Wer sich leiten lassen möchte, findet bei jeder Station passende Hinweise. Selbst an Details wurde gedacht. So empfiehlt die sonore Stimme des Erzählers unter anderem den besten Standort in unmittelbarer Nähe zum Bauwerk. Damit der Blick nicht verbaut, der Genuss vollkommen ist. Die Ausführungen selbst sind so gehalten, dass auch Laien einen tiefen Einblick in die Faszination der römischen Geschichte Triers erhalten. Auf Fachchinesisch wird verzichtet – niemand muss Kunstgeschichte oder Geschichte studiert haben, um hier folgen zu können. Auch Kinder sind von den kurzweiligen Erzählungen begeistert. „Das römische Trier“ bemüht sich um die ganze Familie, keiner soll ausgeschlossen werden, keiner zu kurz kommen.

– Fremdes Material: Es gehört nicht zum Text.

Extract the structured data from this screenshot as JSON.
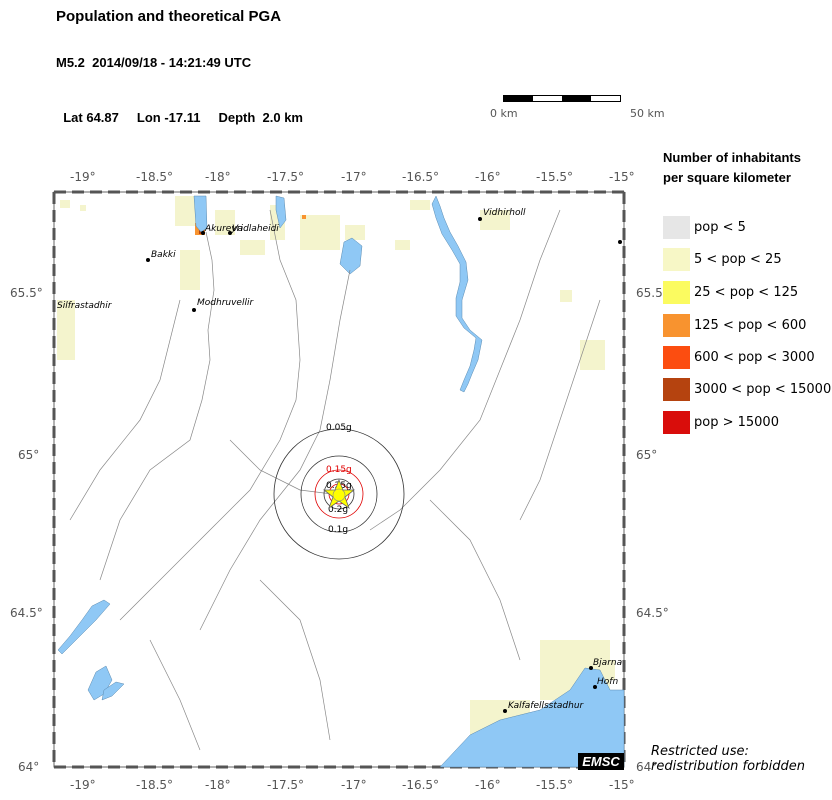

Essayistisch führen die Beiträge von Tanja Wagner durch Trier – schlicht mit „Trier“ überschrieben „Hier haben wir unterschiedliche Arbeiten aus verschiedenen Medien gesammelt“, sagt Dannenhauer. Das ist gelungen. Liebevoll werden Geschichten rund um Triers größte Sehenswürdigkeiten aufgerollt. Es ist der etwas andere Blick auf Schwarzes Tor und Dom. Dafür allerdings muss sich der Besucher Zeit nehmen. Nur dann gelingt der Einstieg in die Geschichten der Geschichte. Wenn etwa vom Empfinden der Trierer für ihre Porta berichtet wird, menschelt es so richtig.

Das gilt auch für den dritten Audioguide. „Trierer Sagen und Legenden“. Mystisch und teils auch ein wenig unheimlich geht es zu, wenn vom „Stadtgeist“ erzählt wird. Oder davon, wie der Domstein nach Trier kam; vom heiligen „Simeon in der Porta Nigra“ oder „Irmina“. Die Sagen und Legenden aus Deutschlands ältester Stadt sind passend für die Zeit nach der großen Stadtführung, wenn die Füße nicht mehr tragen und ein Besuch in einem der unzähligen Cafés den Rundgang beschließt. Oder auch für einen langen Winterabend auf dem heimischen Sofa. Dann lässt sich der Aufenthalt in Trier noch einmal aus der Erinnerung in die Gegenwart holen, weil die Sagen und Legenden auch heute noch leben. Oder eben zur Einstimmung auf die Reise an die Mosel. Ganz nach Stimmung und Gusto. Auch hier geizt der Hersteller nicht mit Qualität. Alle Beiträge aus dem Verlag Michael John sind von einer beeindruckenden Tiefe.

Spielerisch gewürzt werden alle drei Anwendungen vom Kulturwecker auf der Startseite. Das Zusatzprodukt erfasst alle Sehenswürdigkeiten in der näheren Umgebung des Flaneurs und meldet sich eigenständig, sofern eine Hörführung ansteht. Wer will, kann in die Tasche greifen und sich informieren lassen; wer nicht will, schlendert einfach weiter – bis zum nächsten Weckton. Der Radius zu den aktuellen Meldungen ist zudem individuell einstellbar.

Mit den drei vorliegenden Audioguides soll für Trier aber noch nicht Schluss sein. „Pausanio“ will die Produktpalette peu à peu erweitern. „Wir denken über eine eigene Hörführung nur für den Dom und die Liebfrauenkirche nach“, sagt Dannenhauer. Ferner spielt das Kölner Unternehmen mit dem Gedanken, zur Heilig-Rock-Wallfahrt eine spezielle Anwendung auf den Markt zu bringen. Ganz im Sinne des Namensgebers. Der griechische Historiker Pausanias Periegetes, der im 2. Jahrhundert nach Christus in Rom lebte und arbeitete, war ein unermüdlich Reisender in Sachen Kultur. Allerdings ohne I-Phone und Kulturwecker. Was nicht ausschließt, dass auch er seine Freude an den Errungenschaften des 21. Jahrhunderts gehabt hätte.